Eliciting health state utilities from the general public for severe chronic pain.

机构信息

Department of Pain and Anaesthesia, The James Cook University Hospital, Middlesbrough, UK.

出版信息

Eur J Health Econ. 2010 Jun;11(3):323-30. doi: 10.1007/s10198-009-0178-x. Epub 2009 Aug 13.

DOI:10.1007/s10198-009-0178-x
PMID:19680700
Abstract

OBJECTIVE

There is an absence of data on public preferences for health states (HSs) associated with severe chronic pain. The aim of this study was to develop accurate HS descriptions for severe chronic pain requiring intrathecal (IT) therapy and to derive utility weights that describe the health-related quality of life (HRQL) impact of chronic pain associated with malignant (MP) and non-malignant (NMP) aetiologies.

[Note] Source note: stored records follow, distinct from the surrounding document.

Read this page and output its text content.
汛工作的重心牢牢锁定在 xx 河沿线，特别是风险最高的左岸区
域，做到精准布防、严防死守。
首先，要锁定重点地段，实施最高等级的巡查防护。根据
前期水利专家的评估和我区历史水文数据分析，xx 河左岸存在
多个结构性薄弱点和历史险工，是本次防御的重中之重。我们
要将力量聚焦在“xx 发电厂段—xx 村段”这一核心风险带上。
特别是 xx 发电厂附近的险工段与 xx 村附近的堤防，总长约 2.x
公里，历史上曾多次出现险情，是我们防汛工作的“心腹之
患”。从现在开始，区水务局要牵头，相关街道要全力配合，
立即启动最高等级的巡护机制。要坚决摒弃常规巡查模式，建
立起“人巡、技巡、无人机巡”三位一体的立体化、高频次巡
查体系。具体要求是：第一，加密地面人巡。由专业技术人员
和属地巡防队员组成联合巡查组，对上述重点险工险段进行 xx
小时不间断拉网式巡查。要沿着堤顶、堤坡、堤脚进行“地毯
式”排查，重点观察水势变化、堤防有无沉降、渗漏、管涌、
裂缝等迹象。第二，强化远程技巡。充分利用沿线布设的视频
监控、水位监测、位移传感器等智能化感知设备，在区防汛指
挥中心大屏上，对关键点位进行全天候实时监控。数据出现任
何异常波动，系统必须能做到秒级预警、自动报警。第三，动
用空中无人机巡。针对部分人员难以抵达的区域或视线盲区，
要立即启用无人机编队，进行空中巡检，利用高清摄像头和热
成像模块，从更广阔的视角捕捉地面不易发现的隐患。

RESEARCH DESIGN AND METHOD

Eight visual analogue scale pain index (VAS-PI) HSs were defined using ranges 0-40, 41-60, 61-80 and 81-100 applied to both MP and NMP. Additionally, eight HSs representing common adverse events associated with IT therapy were identified. The content and description of the HSs were ascertained by interviews with five United Kingdom clinical experts. In total, 16 HSs were compiled. These HS descriptions and HS questionnaires were administered to 102 members of the public, utilising a time trade off (TTO) approach to estimate utilities for the HSs.

RESULTS

Participants generally were well matched to the general public in England and Wales, with some differences in mean age, race and education. A substantial decline in utility was observed with more severe VAS-PI values. The mean TTO utility values also decreased from mild pain to severe pain. Participants were able to differentiate between the side effects.

CONCLUSION

The study shows a clear decrement in utility moving from different severity levels of severe chronic pain.

摘要

目的

目前缺乏有关严重慢性疼痛相关健康状态(HSs)的公众偏好数据。本研究旨在为需要鞘内(IT)治疗的严重慢性疼痛开发准确的 HS 描述,并得出描述与恶性(MP)和非恶性(NMP)病因相关慢性疼痛相关的健康相关生活质量(HRQL)影响的效用权重。

研究设计和方法

使用适用于 MP 和 NMP 的 0-40、41-60、61-80 和 81-100 范围,定义了 8 个视觉模拟量表疼痛指数(VAS-PI)HS。此外,确定了 8 个代表与 IT 治疗相关的常见不良反应的 HS。通过对 5 位英国临床专家的访谈,确定了 HS 的内容和描述。总共编制了 16 个 HS。这些 HS 描述和 HS 问卷被提交给了 102 名公众成员,使用时间权衡(TTO)方法来估计 HS 的效用。

结果

参与者在年龄、种族和教育程度方面与英格兰和威尔士的一般公众基本匹配,但存在一些差异。随着 VAS-PI 值的增加,效用明显下降。TTO 效用的平均值也从轻度疼痛下降到严重疼痛。参与者能够区分副作用。

结论

该研究表明,从不同严重程度的严重慢性疼痛向更严重程度的疼痛转变,效用明显下降。